On COVID-19, this is one where I'd agree.. the trial that was run was in fact a rushed phase 2 trial, which was treated by the FDA as a phase 3 trial (because approval was on the cards if it succeeded)... but not just a typical phase 2 trial, but an extremely rushed one. However, the data they generated was enough for the FDA to offer up an EUA if they repeated the same results, for the <65 patient population. So being critical of Mesoblast for not figuring our the perfect dose and/or patient population for this trial is being a little harsh... how much time did they have to do preclinical work, phase 1 work.. phase 2 work.. they basically dove insto a phase 2/3 whatever you want to call it, and managed to get a clinical response in a sub-group which was pre-specified, that is they had a suspicion that the results from these two sub groups may differ.. but if you recall, the pandemic was raging, and they didn't want to pick and choose without having any hard data to exclude patients... so they just recruited anyone and everyone who ended up on a ventilator.

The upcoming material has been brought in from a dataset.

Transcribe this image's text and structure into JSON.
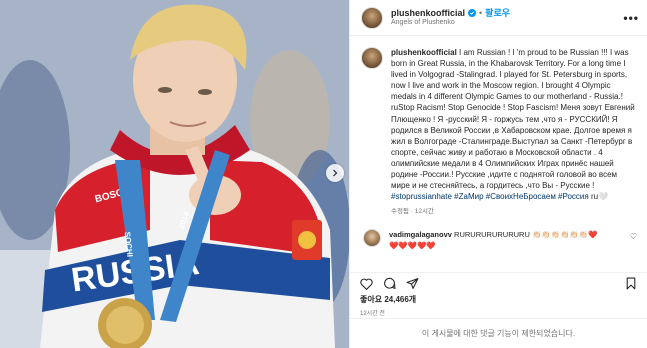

In summary, Mesoblast have been quite frugal in their spending compared to their peers, especially those in the US who they are up against from a competitor standpoint. Mesoblast are out there trying to address some of the most difficult medical unmet needs... literally saving lives, and lots of them. With A$1bn / US$680m over a decade have managed to get three / four products to a phase 3 trial, with a chance to have three of these (CHF, Ryoncil, COVID-ARDS) in the US market in 2022 through either an EUA, BLA or accelerated approval BLA. CLBP should be in 2024.
This Aussie biotech has managed to generate data that the world has never seen before and is literally the pioneer of a new field of medicine, and the often overlooked fact that these are allogeneic biological cell therapies, where if you look at other cell thereapies like CAR-T therapy for cancer patients.. they are autologous i.e. patient specific. Mesoblast have produced an off the shelf biologic that has immense benefits to CLBP patients, CHF, SR-aGVHD and potentially COVID-19 ARDS patients, which with the data is has so far generated, have a second trial planned with a very favourable trial design, and three that are potentially going up for FDA approval in 2022. And to top it off, all these treatments have no side-effects. NONE. All for US$680m/A$1bn, spent over a decade. Novartis burns through US$25bn a year, and they still haven't been able to produce anything to rival what Mesoblast have produced, nor have any of the other big pharma companies... but they all sure have many drugs that have black labels and side-effects coming out left right and centre.. but as long as the patients keep paying up... they don't care.